What You Need to Know About Public Trust Security Clearance! How to Help Ease the Process

What You Need to Know About Public Trust Security Clearance! How to Help Ease the Process | Salem Solutions

Often, applying for a job with the federal government requires a public trust security clearance. Many government call centers are currently hiring. If you want to land one of these top notch jobs, you should be aware of public trust security clearance requirements.  This is the lowest level of additional background screening needed to fill certain roles. This said the process is more extensive than your typical call center job. The employment application and screening process can be lengthy. Understanding what security clearance you need and preparing the information for the application can put you ahead of other applicants.

 

Discover why a public trust security clearance is important and some tips to fill out the application for it when applying for a government call center job.

 

Importance of Security Clearance

The federal government requires a security clearance for roles involving confidential information. This includes names, addresses, birth dates, and personal identification numbers. Many government call center jobs will require this kind of clearance. To protect the privacy of the data, you must provide full disclosure about everything that is asked about on the application forms. A public trust job requires honesty, you cannot be trusted to review and hold confidential information if you begin your relationship with dishonesty.

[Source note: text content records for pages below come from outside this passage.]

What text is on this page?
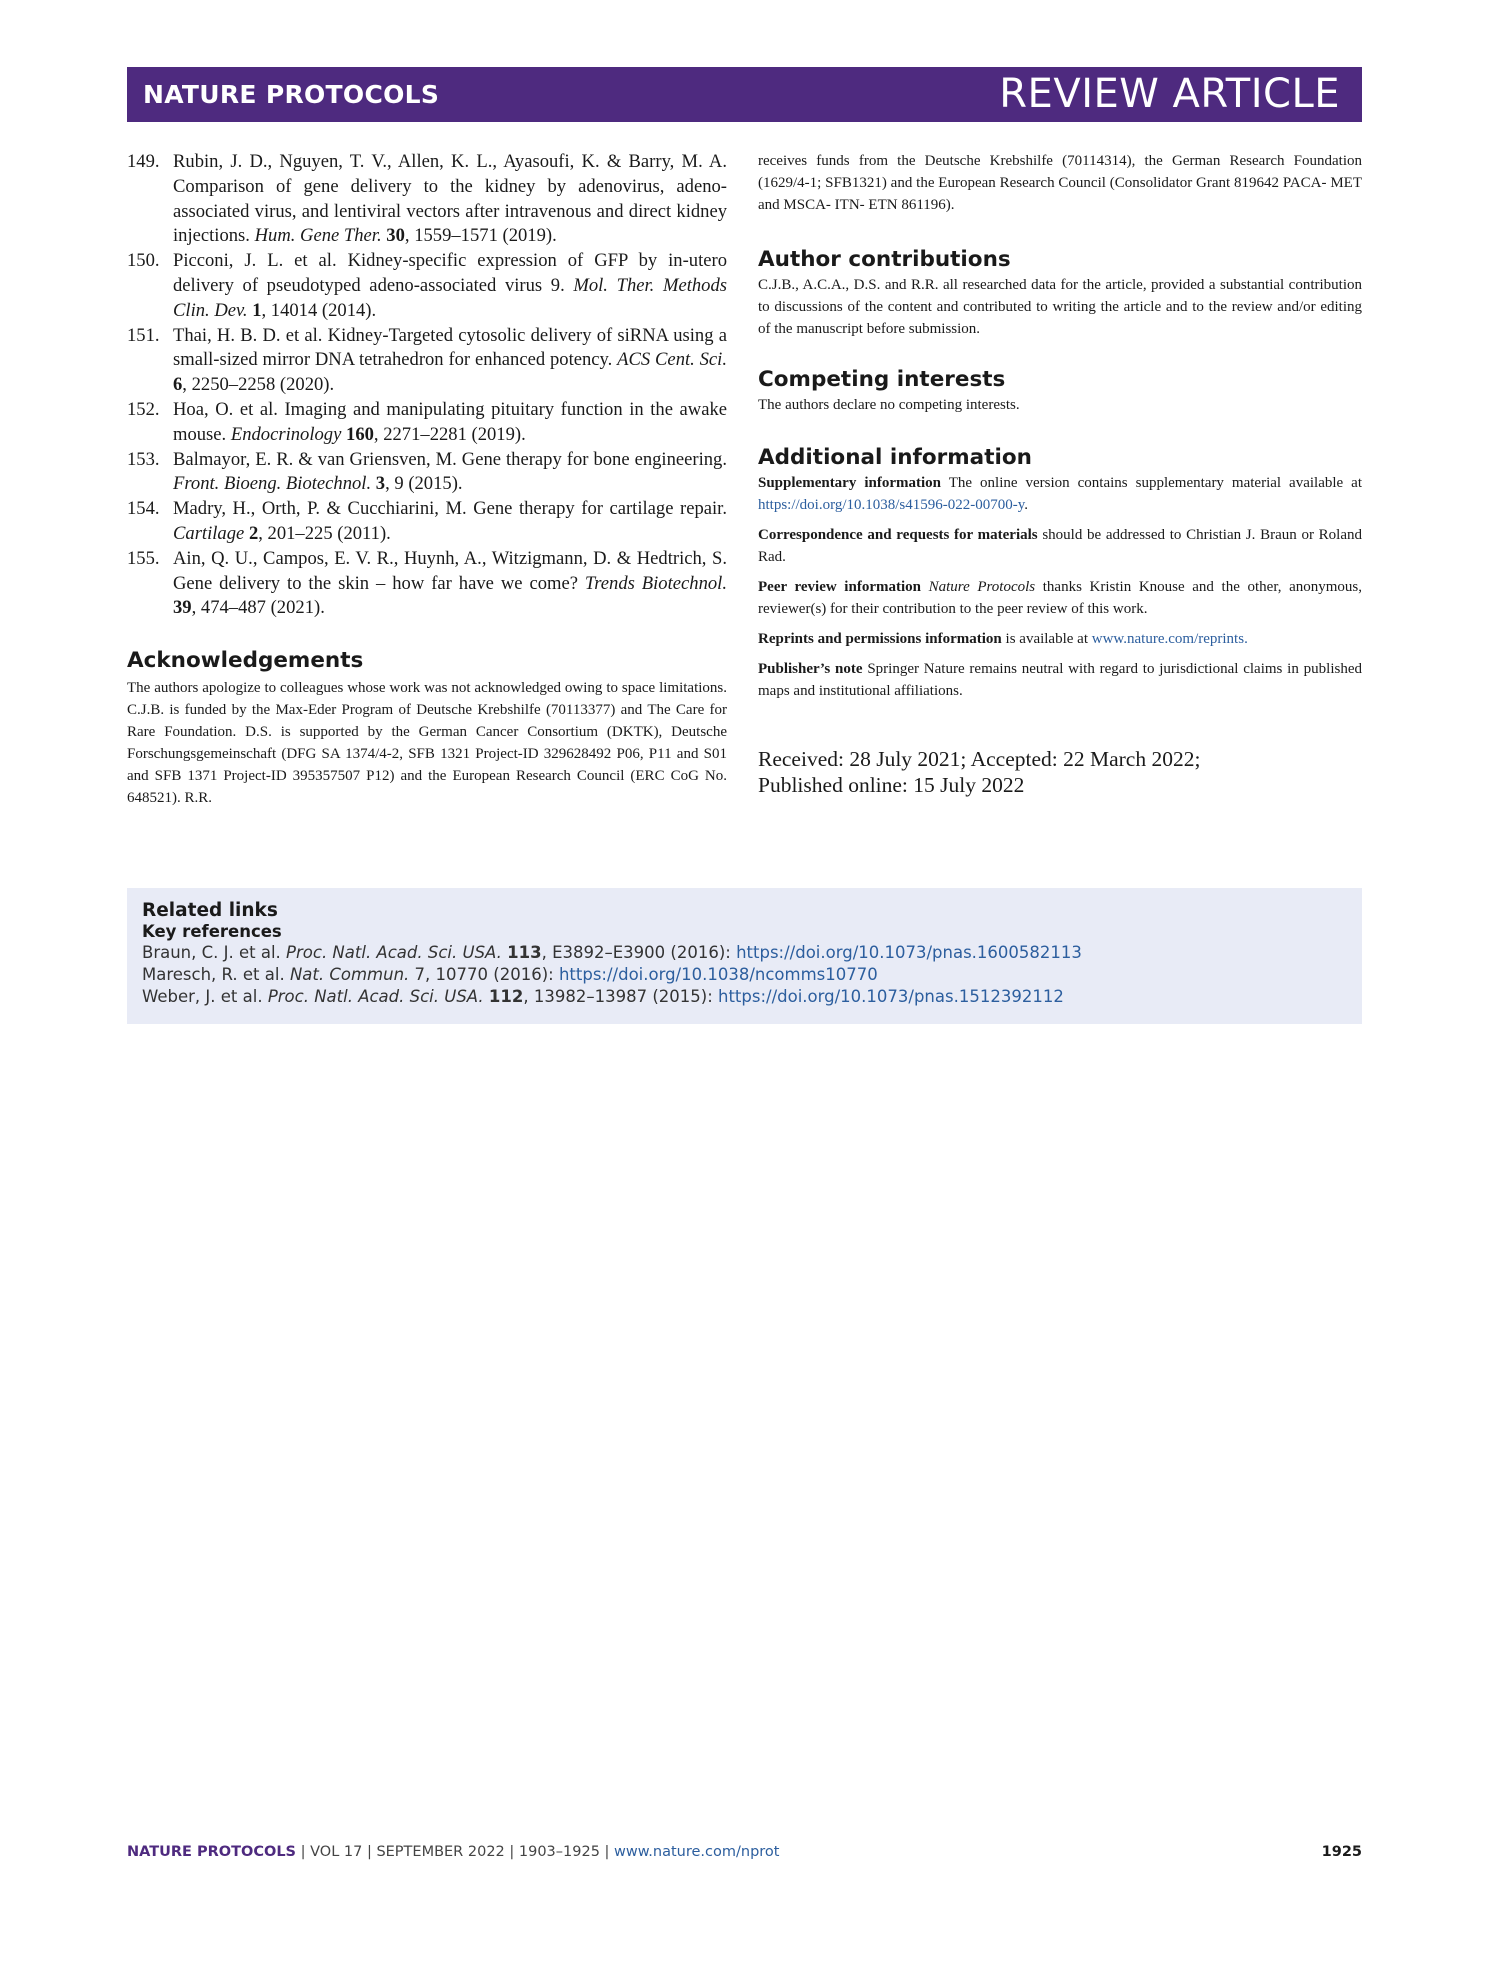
NATURE PROTOCOLS	REVIEW ARTICLE
149. Rubin, J. D., Nguyen, T. V., Allen, K. L., Ayasoufi, K. & Barry, M. A. Comparison of gene delivery to the kidney by adenovirus, adeno-associated virus, and lentiviral vectors after intravenous and direct kidney injections. Hum. Gene Ther. 30, 1559–1571 (2019).
150. Picconi, J. L. et al. Kidney-specific expression of GFP by in-utero delivery of pseudotyped adeno-associated virus 9. Mol. Ther. Methods Clin. Dev. 1, 14014 (2014).
151. Thai, H. B. D. et al. Kidney-Targeted cytosolic delivery of siRNA using a small-sized mirror DNA tetrahedron for enhanced potency. ACS Cent. Sci. 6, 2250–2258 (2020).
152. Hoa, O. et al. Imaging and manipulating pituitary function in the awake mouse. Endocrinology 160, 2271–2281 (2019).
153. Balmayor, E. R. & van Griensven, M. Gene therapy for bone engineering. Front. Bioeng. Biotechnol. 3, 9 (2015).
154. Madry, H., Orth, P. & Cucchiarini, M. Gene therapy for cartilage repair. Cartilage 2, 201–225 (2011).
155. Ain, Q. U., Campos, E. V. R., Huynh, A., Witzigmann, D. & Hedtrich, S. Gene delivery to the skin – how far have we come? Trends Biotechnol. 39, 474–487 (2021).
Acknowledgements

The authors apologize to colleagues whose work was not acknowledged owing to space limitations. C.J.B. is funded by the Max-Eder Program of Deutsche Krebshilfe (70113377) and The Care for Rare Foundation. D.S. is supported by the German Cancer Consortium (DKTK), Deutsche Forschungsgemeinschaft (DFG SA 1374/4-2, SFB 1321 Project-ID 329628492 P06, P11 and S01 and SFB 1371 Project-ID 395357507 P12) and the European Research Council (ERC CoG No. 648521). R.R.

receives funds from the Deutsche Krebshilfe (70114314), the German Research Foundation (1629/4-1; SFB1321) and the European Research Council (Consolidator Grant 819642 PACA- MET and MSCA- ITN- ETN 861196).

Author contributions

C.J.B., A.C.A., D.S. and R.R. all researched data for the article, provided a substantial contribution to discussions of the content and contributed to writing the article and to the review and/or editing of the manuscript before submission.

Competing interests

The authors declare no competing interests.

Additional information

Supplementary information The online version contains supplementary material available at https://doi.org/10.1038/s41596-022-00700-y.

Correspondence and requests for materials should be addressed to Christian J. Braun or Roland Rad.

Peer review information Nature Protocols thanks Kristin Knouse and the other, anonymous, reviewer(s) for their contribution to the peer review of this work.

Reprints and permissions information is available at www.nature.com/reprints.

Publisher’s note Springer Nature remains neutral with regard to jurisdictional claims in published maps and institutional affiliations.

Received: 28 July 2021; Accepted: 22 March 2022;

Published online: 15 July 2022

Related links

Key references

Braun, C. J. et al. Proc. Natl. Acad. Sci. USA. 113, E3892–E3900 (2016): https://doi.org/10.1073/pnas.1600582113

Maresch, R. et al. Nat. Commun. 7, 10770 (2016): https://doi.org/10.1038/ncomms10770

Weber, J. et al. Proc. Natl. Acad. Sci. USA. 112, 13982–13987 (2015): https://doi.org/10.1073/pnas.1512392112

NATURE PROTOCOLS | VOL 17 | SEPTEMBER 2022 | 1903–1925 | www.nature.com/nprot	1925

This is why failure to provide accurate information on the government documents can result in a hefty fine and/or jail. Also, your new employer will let you go if you are hired for a job and they find out you provided false information on your form.

 

Forms to Complete

When applying to a government call center job, you may have to fill out specific forms. One document you need to fill out for a public trust security clearance is Standard Form 85 (SF85). The lengthy application requires full disclosure about confidential information for the U.S. Office of Personnel Management to review. This includes the release of medical records, financial records, marriage and divorce records, child support information, employment history, and residential history. Processing your application can take anywhere from 6 weeks to 6 months. Understand that providing false information is a federal crime punishable by a fine up to $10,000, up to 5 years in prison, or both. Also, make sure you know what is in your background. By knowing what will likely come up you can be prepared for when the government looks into it.

 

Informing Your Employer of Your Job Search

Since public trust positions require your employment history for the past 7 years, the federal government will contact your employer. The government will ask about you, your work ethic, and your work history.  This likely will require them to get in touch with your current employer. Because your employer will learn about your job search, it is best you let them know ahead of time that you are looking for a new position.